Après un DUT – Diplôme Universitaire Technologique- en Hygiène et Sécurité, et la réussite au concours de lieutenant, Alain CHUFFART intègre la fonction publique territoriale avec une première expérience à la communauté urbaine de Lille en 1989.
Il entre parallèlement à l’ENSOSP – École Nationale Supérieure des Officiers de Sapeurs-Pompiers de 1990 à 1991. Il en sort avec le grade de Lieutenant. Avec ce diplôme il rejoint, en 1992, le SDIS 15, à Aurillac, en tant que Chef de Service Opération – Prévention – Transmission.
Après 3 années et 7 mois, il part au SDIS 16 à Angoulême. Il n’y reste que 21 mois et en 1997. Il est recruté par le SDIS 27 comme chef de corps et inspecteur adjoint du Directeur. Il reprend son parcours de formation à l’ENSOSP pour devenir Capitaine.
Il restera à ce poste durant trois ans.
En 2000, Alain CHUFFART arrive au SDIS 59 du Département du Nord, dont statutairement, il fait toujours parti. Au cours des 16 premières années, il y occupe différents postes. En 2006, il suit une nouvelle formation à l’ENSOSP (formation d’adaptation à la fonction de Chef de Groupement) et de 2006 à 2016, il est directeur de la Prévention.
Parallèlement à ce parcours professionnel, Alain CHUFFART réalise des missions courtes à l’international : à partir de 2004, sur un coup de chance et par relation, il remplace un collègue pour une formation au Maroc organisée par la DCSD (Direction de la Coopération Sécurité et Défense) du ministère de l’Europe et des Affaires étrangères. À partir de cette première expérience, et du fait de son activité de formateur en France, il lui est demandé de réaliser 8 missions de formation (souvent sur une semaine) entre 2004 et 2018, toujours dans ce pays.

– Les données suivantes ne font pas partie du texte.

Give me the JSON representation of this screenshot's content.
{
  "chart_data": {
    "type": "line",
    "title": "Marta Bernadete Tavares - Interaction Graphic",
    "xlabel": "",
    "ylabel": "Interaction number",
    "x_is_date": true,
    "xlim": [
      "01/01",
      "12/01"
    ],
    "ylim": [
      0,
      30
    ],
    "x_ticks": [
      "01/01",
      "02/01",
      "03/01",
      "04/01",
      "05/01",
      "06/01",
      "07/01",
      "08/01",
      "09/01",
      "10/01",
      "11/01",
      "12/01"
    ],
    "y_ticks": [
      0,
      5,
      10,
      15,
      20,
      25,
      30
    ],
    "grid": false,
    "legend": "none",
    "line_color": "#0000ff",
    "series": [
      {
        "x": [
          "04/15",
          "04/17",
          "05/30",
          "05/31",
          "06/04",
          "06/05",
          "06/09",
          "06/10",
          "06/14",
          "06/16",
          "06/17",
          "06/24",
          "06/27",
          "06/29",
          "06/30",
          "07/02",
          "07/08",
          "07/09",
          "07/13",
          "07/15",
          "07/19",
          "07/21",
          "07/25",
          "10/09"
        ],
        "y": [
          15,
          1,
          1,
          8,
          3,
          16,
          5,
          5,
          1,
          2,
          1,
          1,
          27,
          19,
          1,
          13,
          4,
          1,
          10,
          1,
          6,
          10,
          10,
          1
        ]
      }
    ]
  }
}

En 2017, il obtient d’être affecté à l’État-major de la Zone de Défense et de Sécurité Nord.
Il s’occupe, en autres projets, de la rédaction du CoTRRiM zonal (Contrat Territorial de Réponse aux Risques et aux effets potentiels des Menaces) et coordonne la rédaction des 5 CoTRRiM départementaux.
Il est aussi appelé pour participer à une mission pilotée par l’Union européenne au Mali, toujours comme formateur (3 missions pour un total de 4 semaines entre 2017 et 2018). Dans le cadre de ses activités de formateurs à l’ENSOSP, il avait dispensé des formations avec un des experts locaux qui recommande son nom.
Si Alain CHUFFART se construit ainsi quelques expériences à l’international, il n’est pas encore parti en expatriation long terme. Mais il est à une période de sa vie où il souhaite un changement.
C’est en 2018 qu’il postule à une offre pour devenir ETI à Rabat, auprès des autorités marocaines. Ils sont sept candidats : il est retenu, sans doute en partie grâce à l’expérience construite au fil des ans dans la formation. Il demande alors un détachement à son SDIS qu’il obtient en 10 jours (le SDIS est en réorganisation et un cadre qui part est un cadre de moins à placer dans l’organisation).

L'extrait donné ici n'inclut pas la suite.